Despite the ruling, Larsen remained in prison for two more years while state attorney general Kamala Harris challenged the judge's ruling because Larsen had missed the appeal deadline. In September 2013, the 9th U.S. Circuit Court of Appeals upheld the lower court ruling and freed Larsen after 14 years in prison.

===The Innocence March===
From April to June 2013, Bjerkhoel, CIP director Justin Brooks and managing attorney Michael Semanchik, along with many California Innocence Project exonerees and supporters, participated in an event they called "The Innocence March." Determined to gain clemency from Governor Jerry Brown for twelve convicted prisoners whom they deemed to be "100 percent innocent," as well as to gain public awareness of the plight of wrongfully convicted prisoners, they walked a 700-mile route from the CIP's offices in San Diego to the Capitol at Sacramento to formally present their petitions on behalf of the twelve to the governor.

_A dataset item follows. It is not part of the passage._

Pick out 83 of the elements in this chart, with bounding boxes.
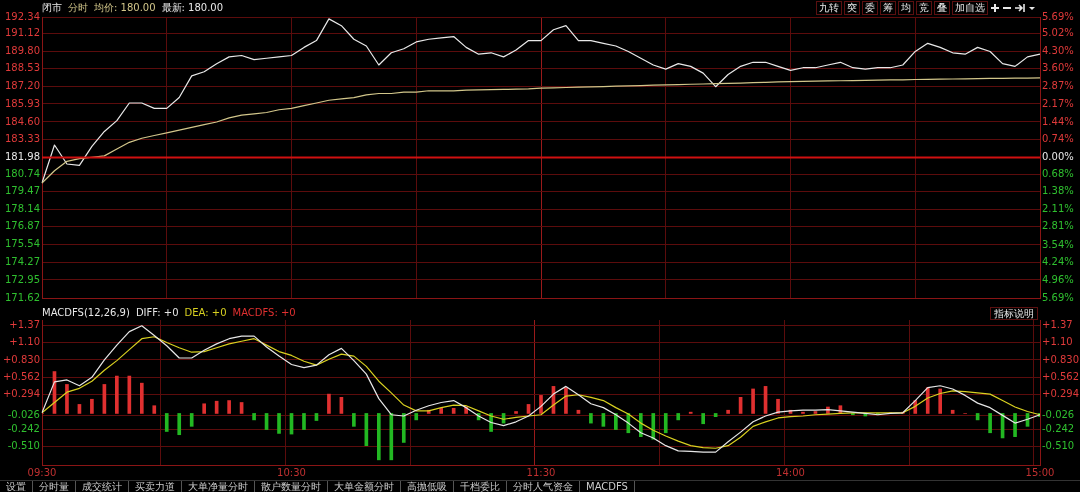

The march reached its destination in fifty-one days, four days earlier than the original 55-day schedule. In December of the same year, the California Innocence Project recreated the final (Sacramento) leg of the original march, from Raley Field to the governor's office at the Capitol. Although Gov. Brown did not grant clemency to any of the twelve, the march resulted in extensive press coverage. The Innocence March was selected by San Diego Magazine as one of the "27 Reasons to Love SD [San Diego] Now." Several of the prisoners named in the petition (including Guy Miles and Kim Long) were subsequently released through CIP's efforts.